Last week, one of the KitKash team looked at their bank statement to see three unrecognised transactions. Listed as payments made to Amazon, it only took ten minutes to verify these were actually fraudulent transactions made without the account holder’s permission. Adding up to around £60 in total, this wasn’t an extreme fraud, but it was an invasion of privacy. It also hit home that this can happen to anyone – a fact that is underscored by the recent headline that half a billion pounds were stolen by fraudsters in the first six months of 2018.

Luckily, this little story ends with a remarkably simple phone call to the bank, who were able to process a refund in under an hour. If you find yourself in a similar situation, here’s what you can do to follow up and take control:

Unauthorised Fraud

The bulk of that 500 million was lost due to unauthorised fraud. Like the fraud in our example, this involves people making transactions without the account holder’s knowledge. In most cases, the bank will refund this – in fact, regulations from 2009 say that it’s their responsibility to do so. This can include cases where you authorised a payment, but the amount taken was higher than what you gave permission for.
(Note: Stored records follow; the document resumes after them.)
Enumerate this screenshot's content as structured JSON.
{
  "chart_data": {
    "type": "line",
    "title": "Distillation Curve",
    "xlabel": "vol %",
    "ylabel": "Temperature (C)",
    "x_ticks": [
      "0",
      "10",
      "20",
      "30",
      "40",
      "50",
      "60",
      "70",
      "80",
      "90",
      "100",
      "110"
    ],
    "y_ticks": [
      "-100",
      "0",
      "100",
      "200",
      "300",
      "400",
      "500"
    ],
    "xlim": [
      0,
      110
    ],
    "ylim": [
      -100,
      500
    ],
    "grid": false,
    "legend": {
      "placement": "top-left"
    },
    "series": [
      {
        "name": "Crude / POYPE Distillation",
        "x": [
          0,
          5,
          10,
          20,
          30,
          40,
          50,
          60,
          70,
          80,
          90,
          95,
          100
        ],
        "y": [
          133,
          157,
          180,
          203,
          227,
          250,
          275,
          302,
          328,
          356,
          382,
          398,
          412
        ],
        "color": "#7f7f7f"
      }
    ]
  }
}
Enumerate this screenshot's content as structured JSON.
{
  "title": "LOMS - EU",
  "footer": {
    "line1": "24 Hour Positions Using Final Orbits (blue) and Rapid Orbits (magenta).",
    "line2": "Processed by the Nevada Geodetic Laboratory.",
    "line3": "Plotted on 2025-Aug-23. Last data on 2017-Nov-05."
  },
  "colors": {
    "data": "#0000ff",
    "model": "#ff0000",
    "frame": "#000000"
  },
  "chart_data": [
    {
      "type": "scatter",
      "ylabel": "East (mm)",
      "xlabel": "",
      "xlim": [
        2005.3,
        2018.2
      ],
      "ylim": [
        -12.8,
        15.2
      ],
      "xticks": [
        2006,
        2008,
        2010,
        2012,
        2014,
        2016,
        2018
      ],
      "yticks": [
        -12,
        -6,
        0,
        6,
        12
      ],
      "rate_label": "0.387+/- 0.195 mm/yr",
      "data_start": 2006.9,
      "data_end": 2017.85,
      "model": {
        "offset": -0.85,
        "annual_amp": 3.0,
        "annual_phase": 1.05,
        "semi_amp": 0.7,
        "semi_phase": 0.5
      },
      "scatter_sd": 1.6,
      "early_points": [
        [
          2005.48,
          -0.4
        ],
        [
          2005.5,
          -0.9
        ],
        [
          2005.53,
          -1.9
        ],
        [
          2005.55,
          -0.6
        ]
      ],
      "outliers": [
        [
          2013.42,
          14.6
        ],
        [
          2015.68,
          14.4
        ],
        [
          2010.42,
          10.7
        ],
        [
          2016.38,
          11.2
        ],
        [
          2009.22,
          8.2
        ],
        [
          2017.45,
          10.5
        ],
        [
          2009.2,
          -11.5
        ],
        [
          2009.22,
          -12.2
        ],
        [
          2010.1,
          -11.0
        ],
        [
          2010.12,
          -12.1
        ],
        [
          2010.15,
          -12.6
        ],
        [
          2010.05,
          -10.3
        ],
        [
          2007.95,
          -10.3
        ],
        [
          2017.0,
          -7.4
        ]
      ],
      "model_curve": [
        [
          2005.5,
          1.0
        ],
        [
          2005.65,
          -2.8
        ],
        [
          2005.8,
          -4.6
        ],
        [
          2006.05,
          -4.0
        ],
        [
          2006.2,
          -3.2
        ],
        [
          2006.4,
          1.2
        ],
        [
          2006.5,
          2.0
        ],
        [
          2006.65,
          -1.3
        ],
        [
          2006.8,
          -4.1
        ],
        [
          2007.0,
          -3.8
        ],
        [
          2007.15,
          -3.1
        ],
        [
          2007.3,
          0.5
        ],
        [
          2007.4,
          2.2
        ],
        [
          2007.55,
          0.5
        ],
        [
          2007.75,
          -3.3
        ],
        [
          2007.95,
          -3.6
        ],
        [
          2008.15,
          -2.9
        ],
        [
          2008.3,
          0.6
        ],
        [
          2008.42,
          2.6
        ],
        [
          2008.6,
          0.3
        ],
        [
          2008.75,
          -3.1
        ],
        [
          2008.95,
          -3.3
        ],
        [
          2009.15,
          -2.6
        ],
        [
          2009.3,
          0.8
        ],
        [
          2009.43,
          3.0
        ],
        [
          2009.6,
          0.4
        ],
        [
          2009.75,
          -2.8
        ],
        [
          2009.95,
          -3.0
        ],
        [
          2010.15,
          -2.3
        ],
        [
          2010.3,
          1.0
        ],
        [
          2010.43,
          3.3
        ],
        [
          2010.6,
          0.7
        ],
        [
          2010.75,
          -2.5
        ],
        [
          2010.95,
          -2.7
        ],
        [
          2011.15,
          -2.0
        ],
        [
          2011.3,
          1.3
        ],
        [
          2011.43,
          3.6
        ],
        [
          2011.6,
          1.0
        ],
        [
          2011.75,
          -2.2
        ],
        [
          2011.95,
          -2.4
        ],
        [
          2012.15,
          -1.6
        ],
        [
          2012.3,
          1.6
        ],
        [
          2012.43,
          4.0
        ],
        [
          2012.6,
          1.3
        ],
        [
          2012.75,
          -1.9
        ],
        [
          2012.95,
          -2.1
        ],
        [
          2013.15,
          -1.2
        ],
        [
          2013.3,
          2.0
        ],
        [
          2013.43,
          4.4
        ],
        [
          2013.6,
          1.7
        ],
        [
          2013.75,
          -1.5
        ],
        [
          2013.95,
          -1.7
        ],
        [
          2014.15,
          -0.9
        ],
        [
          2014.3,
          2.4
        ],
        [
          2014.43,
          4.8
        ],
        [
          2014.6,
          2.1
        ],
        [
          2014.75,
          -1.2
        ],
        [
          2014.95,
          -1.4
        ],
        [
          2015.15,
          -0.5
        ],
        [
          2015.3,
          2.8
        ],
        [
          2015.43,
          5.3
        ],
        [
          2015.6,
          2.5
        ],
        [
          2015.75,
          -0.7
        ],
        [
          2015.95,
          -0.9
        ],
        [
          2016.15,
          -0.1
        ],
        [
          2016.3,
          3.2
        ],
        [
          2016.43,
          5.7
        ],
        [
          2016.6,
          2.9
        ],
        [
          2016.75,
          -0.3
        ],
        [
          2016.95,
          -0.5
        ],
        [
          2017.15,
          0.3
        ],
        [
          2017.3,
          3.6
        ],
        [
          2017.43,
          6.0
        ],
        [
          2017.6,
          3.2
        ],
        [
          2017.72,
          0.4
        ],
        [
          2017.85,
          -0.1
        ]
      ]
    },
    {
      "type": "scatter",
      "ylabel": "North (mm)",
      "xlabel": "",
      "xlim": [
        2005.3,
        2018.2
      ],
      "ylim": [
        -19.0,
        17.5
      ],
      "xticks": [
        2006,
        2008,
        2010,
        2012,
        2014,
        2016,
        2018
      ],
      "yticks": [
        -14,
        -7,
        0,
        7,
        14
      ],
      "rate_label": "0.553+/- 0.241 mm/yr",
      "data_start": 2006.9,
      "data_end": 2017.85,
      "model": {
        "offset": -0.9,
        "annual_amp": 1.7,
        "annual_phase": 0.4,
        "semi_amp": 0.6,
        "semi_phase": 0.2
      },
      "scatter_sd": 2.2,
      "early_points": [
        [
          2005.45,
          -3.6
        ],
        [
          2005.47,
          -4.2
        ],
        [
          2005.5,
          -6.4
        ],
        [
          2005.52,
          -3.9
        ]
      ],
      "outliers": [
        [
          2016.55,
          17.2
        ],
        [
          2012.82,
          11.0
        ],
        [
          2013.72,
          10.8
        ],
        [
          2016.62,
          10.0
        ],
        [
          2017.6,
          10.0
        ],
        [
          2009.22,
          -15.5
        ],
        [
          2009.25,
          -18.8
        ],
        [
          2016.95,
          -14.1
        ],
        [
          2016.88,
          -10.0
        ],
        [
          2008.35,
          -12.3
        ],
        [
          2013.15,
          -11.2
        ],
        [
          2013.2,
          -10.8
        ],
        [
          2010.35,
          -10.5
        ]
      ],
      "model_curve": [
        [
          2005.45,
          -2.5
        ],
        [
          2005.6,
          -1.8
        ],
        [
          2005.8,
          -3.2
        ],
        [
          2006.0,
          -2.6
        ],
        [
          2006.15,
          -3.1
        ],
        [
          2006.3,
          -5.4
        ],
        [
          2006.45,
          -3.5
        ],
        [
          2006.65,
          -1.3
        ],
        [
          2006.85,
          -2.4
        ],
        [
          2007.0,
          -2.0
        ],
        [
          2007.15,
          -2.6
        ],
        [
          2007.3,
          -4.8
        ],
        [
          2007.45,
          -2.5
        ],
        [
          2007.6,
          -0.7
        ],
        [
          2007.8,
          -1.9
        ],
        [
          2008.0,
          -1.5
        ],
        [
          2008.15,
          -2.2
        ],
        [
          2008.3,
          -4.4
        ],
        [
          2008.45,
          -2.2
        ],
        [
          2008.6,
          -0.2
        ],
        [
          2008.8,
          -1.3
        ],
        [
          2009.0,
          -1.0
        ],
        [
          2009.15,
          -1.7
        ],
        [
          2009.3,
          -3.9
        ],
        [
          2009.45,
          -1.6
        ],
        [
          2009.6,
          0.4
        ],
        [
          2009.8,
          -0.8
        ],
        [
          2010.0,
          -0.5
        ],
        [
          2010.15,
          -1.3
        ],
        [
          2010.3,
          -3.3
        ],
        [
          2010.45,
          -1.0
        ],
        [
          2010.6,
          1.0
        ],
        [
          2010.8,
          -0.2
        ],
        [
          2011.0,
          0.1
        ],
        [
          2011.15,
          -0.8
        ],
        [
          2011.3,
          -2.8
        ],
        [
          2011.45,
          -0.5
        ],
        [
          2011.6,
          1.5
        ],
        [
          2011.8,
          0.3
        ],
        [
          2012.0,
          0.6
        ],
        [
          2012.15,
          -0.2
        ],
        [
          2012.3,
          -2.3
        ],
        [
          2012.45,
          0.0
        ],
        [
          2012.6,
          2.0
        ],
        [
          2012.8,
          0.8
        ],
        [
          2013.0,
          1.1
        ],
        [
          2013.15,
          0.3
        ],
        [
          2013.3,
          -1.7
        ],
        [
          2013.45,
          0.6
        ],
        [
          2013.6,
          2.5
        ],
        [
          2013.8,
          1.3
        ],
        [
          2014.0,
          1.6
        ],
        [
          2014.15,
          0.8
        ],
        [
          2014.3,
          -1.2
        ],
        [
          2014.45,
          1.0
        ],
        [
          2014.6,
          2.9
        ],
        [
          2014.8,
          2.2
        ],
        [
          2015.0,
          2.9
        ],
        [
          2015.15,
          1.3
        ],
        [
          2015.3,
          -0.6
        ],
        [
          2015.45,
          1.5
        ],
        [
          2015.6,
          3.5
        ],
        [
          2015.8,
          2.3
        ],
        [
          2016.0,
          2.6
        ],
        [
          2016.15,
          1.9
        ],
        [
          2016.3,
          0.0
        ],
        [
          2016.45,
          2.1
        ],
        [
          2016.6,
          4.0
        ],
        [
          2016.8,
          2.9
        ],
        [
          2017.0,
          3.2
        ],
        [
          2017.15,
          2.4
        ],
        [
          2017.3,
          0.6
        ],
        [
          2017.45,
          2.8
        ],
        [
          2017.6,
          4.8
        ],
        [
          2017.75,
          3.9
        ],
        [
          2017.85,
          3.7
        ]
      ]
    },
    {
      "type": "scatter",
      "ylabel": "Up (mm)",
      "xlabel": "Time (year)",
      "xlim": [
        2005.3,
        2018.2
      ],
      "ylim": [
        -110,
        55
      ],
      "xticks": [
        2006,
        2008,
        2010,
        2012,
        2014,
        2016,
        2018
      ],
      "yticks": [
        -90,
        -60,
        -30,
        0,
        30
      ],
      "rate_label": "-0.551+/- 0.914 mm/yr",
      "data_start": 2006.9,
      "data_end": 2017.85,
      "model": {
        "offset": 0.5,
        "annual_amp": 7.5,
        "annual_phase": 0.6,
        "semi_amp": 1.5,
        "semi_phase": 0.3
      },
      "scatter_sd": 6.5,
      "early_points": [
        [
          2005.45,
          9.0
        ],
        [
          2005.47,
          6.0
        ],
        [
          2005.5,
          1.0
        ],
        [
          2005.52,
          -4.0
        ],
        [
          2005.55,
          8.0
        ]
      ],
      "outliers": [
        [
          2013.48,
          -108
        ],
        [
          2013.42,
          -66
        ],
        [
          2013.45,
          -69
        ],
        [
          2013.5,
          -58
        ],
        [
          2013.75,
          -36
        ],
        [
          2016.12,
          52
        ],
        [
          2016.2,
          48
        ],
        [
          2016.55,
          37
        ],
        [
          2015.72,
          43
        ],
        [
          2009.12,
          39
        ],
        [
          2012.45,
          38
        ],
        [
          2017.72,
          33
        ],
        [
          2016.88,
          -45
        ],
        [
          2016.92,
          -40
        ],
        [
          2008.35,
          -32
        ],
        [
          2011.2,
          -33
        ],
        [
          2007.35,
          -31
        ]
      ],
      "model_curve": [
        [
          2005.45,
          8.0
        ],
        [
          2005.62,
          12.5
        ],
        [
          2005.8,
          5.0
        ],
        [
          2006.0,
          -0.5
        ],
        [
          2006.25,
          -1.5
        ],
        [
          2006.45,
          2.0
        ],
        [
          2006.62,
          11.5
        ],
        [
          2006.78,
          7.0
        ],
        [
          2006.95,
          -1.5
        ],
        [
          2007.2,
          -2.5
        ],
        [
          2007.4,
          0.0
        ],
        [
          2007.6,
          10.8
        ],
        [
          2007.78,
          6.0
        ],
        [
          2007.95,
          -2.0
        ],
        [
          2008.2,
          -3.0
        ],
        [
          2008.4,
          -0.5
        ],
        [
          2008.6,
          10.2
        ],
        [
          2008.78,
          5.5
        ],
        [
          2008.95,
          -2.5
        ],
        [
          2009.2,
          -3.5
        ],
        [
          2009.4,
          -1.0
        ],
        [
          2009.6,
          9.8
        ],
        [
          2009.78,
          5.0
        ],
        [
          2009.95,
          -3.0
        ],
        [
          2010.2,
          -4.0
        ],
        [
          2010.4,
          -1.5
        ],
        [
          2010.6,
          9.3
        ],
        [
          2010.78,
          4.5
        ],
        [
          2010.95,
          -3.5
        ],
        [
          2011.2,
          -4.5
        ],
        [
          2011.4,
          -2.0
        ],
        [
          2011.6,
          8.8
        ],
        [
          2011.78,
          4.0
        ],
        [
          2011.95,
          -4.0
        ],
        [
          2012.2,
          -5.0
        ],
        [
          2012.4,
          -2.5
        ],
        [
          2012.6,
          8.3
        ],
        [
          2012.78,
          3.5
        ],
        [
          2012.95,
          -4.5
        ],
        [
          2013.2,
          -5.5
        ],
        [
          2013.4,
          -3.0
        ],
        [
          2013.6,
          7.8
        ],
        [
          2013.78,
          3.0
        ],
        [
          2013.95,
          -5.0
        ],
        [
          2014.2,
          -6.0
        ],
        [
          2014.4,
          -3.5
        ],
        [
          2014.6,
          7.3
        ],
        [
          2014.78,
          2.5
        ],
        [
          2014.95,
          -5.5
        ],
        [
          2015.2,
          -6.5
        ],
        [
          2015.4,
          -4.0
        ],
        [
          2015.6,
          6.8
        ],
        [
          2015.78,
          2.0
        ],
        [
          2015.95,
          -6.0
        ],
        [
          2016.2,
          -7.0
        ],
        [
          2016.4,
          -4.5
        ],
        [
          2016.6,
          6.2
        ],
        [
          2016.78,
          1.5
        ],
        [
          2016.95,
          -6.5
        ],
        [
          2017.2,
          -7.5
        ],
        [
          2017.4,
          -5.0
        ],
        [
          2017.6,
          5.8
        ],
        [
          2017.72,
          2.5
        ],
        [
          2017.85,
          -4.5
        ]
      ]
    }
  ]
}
You should contact the bank as soon as you realise that the unauthorised payment has happened (this is why it’s so important to review your statements regularly!). They may be able to refund you straight away, especially if the amount is small, or they may need to investigate further – in which case it may help if you can provide proof that you didn’t make the transaction yourself.

Authorised Push Payments (APP)

Unfortunately, people who fall victim to APP may find that recovering the cash is not so simple. According to UK Finance, £145m of fraud in the first half of the year involved authorised payments: for instance, being tricked into paying for a product or service that doesn’t actually exist.  This can be a more complex situation, as there’s no regulation specifying that your bank needs to refund you: legally, the responsibility sits with you. However, there are still options:

  • If you were scammed buying an item costing between £100 and £30,000 using a credit card, then you may be covered by section 75 of the consumer credit act, meaning that you can use what’s called a ‘chargeback’ to get your money back. Here’s a rundown of when section 75 will apply.
  • There is also a ‘chargeback scheme‘ which allows you to reverse payments of under £100, for both debit and credit cards. This can be useful if products don’t arrive or are not as described – you will need to contact your bank to ask them to recover the money.
  • If you have been scammed into transferring money into another bank account then you need to contact your bank immediately. They are not obliged to refund you, but they may be able to help recover the money. You should also contact the police and report the fraud.

We hope that you don’t find yourself in a position where you need to use this guide – but if you do, it should help you take the necessary next steps as quickly as possible.